The shift came after election officials finished processing absentee and overseas votes on Friday evening, overturning initial results in two Tolna constituencies. In the second district, Gábor Szijjártó of the Tisza Party edged out Fidesz’s Krisztina Csibi by 653 votes, securing 46.58 percent to her 45.17 percent with 20,086 ballots cast. In the third district, Tamás Cseh defeated János Süli by 893 votes, capturing 47.42 percent of the vote to Süli’s 45.39 percent, with 20,880 votes tallied.
Süli, who served as a minister under Viktor Orbán for five years and briefly as a state secretary overseeing the expansion of the Paks Nuclear Power Plant, had led by 138 votes before the absentee ballots were added. Of the 2,037 absentee and overseas voters registered in the district, a clear majority backed Cseh, reversing the outcome from election night.
Across Hungary, the Tisza Party now claims 139 seats in parliament, up from 138 after the Paks result, while Fidesz-KDNP holds 54 and Mi Hazánk holds six. The party’s gains hinge on votes cast outside traditional polling stations — a pattern emerging in multiple districts where final tallies remain pending.
Officials say final, non-binding results for all constituencies will be released by Saturday, though legal certification will follow later. In Dombóvár, Mi Hazánk’s deputy leader Dóra Duró ran as an independent, capturing 7.22 percent of the vote with 3,113 ballots. In Nyírbátor, with 98.86 percent of votes processed, a Fidesz candidate led by 174 votes.
For more on this story, see Péter Magyar Tour: Is Tisza Party ‘Fidesz 2.0’? – Békéscsaba Report.
The pattern suggests that early results, which favored Fidesz in several rural districts, may not reflect final outcomes once all votes are counted. Analysts note that overseas voters, often younger and urban-leaning, are increasingly influencing results in constituencies where margins are thin.
In Tolna, the shift underscores a broader trend: parties that underperform on election day can still win if their supporters are more likely to vote absentee or from abroad. For the Tisza Party, this dynamic has turned narrow losses into gains in two constituencies in under a week.
Fidesz, which had relied on strong early returns to claim momentum, now faces the prospect of losing ground as postal and diplomatic ballots are tallied. The party’s strength in traditional voting booths has not translated to dominance in absentee pools, particularly among voters with ties to urban centers or diaspora communities.

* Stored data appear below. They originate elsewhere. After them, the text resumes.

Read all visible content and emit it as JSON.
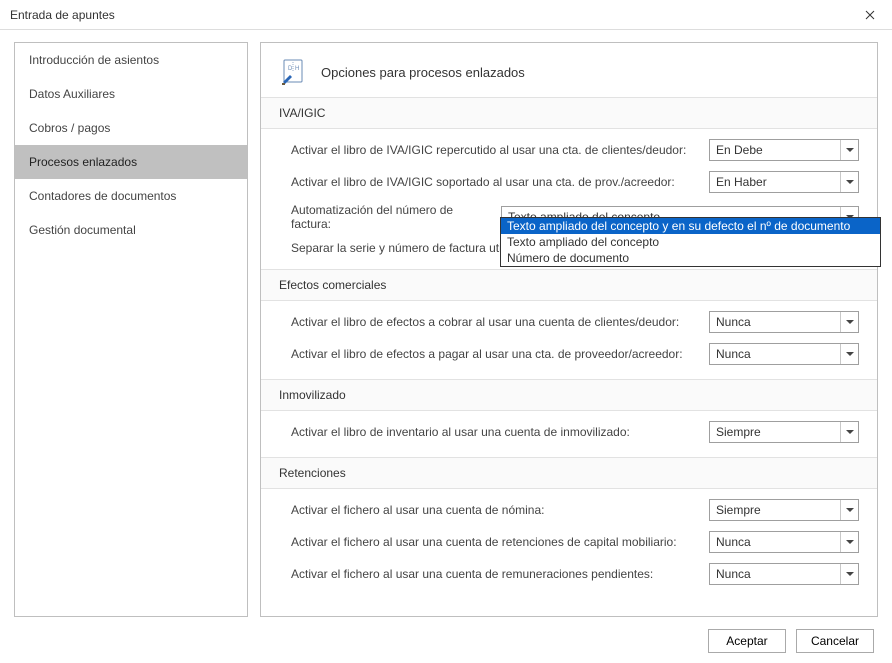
{
  "window": {
    "title": "Entrada de apuntes"
  },
  "sidebar": {
    "items": [
      "Introducción de asientos",
      "Datos Auxiliares",
      "Cobros / pagos",
      "Procesos enlazados",
      "Contadores de documentos",
      "Gestión documental"
    ],
    "active_index": 3
  },
  "main": {
    "title": "Opciones para procesos enlazados",
    "sections": {
      "iva": {
        "title": "IVA/IGIC",
        "rows": {
          "repercutido": {
            "label": "Activar el libro de IVA/IGIC repercutido al usar una cta. de clientes/deudor:",
            "value": "En Debe"
          },
          "soportado": {
            "label": "Activar el libro de IVA/IGIC soportado al usar una cta. de prov./acreedor:",
            "value": "En Haber"
          },
          "autonum": {
            "label": "Automatización del número de factura:",
            "value": "Texto ampliado del concepto",
            "options": [
              "Texto ampliado del concepto y en su defecto el nº de documento",
              "Texto ampliado del concepto",
              "Número de documento"
            ],
            "highlight_index": 0
          },
          "separar": {
            "label": "Separar la serie y número de factura utilizan"
          }
        }
      },
      "efectos": {
        "title": "Efectos comerciales",
        "rows": {
          "cobrar": {
            "label": "Activar el libro de efectos a cobrar al usar una cuenta de clientes/deudor:",
            "value": "Nunca"
          },
          "pagar": {
            "label": "Activar el libro de efectos a pagar al usar una cta. de proveedor/acreedor:",
            "value": "Nunca"
          }
        }
      },
      "inmov": {
        "title": "Inmovilizado",
        "rows": {
          "inv": {
            "label": "Activar el libro de inventario al usar una cuenta de inmovilizado:",
            "value": "Siempre"
          }
        }
      },
      "reten": {
        "title": "Retenciones",
        "rows": {
          "nomina": {
            "label": "Activar el fichero al usar una cuenta de nómina:",
            "value": "Siempre"
          },
          "capital": {
            "label": "Activar el fichero al usar una cuenta de retenciones de capital mobiliario:",
            "value": "Nunca"
          },
          "remun": {
            "label": "Activar el fichero al usar una cuenta de remuneraciones pendientes:",
            "value": "Nunca"
          }
        }
      }
    }
  },
  "footer": {
    "accept": "Aceptar",
    "cancel": "Cancelar"
  }
}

This follows our earlier report, Tisza Party: Constitution Protection Office Silent on Secret Operation Claims.
Meanwhile, smaller parties like Mi Hazánk continue to struggle to break through in head-to-head races, even as their candidates draw meaningful support in multi-contest fields. Duró’s showing in Dombóvár, while not enough to win, signals residual influence in southwestern Hungary where the party has historically polled stronger.
Why did the results change after election night?
Absentee and overseas ballots, which were not included in the initial count, favored the Tisza Party in both Tolna constituencies, overturning early leads by Fidesz candidates.
How many votes decided the outcome in Paks?
Tamás Cseh won by 893 votes after absentee and overseas ballots were processed, having trailed János Süli by 138 votes on election night.
What does this mean for the national parliament?
The Tisza Party now holds 139 seats, Fidesz-KDNP has 54, and Mi Hazánk has six, with the potential for further shifts as remaining constituencies finalize their counts.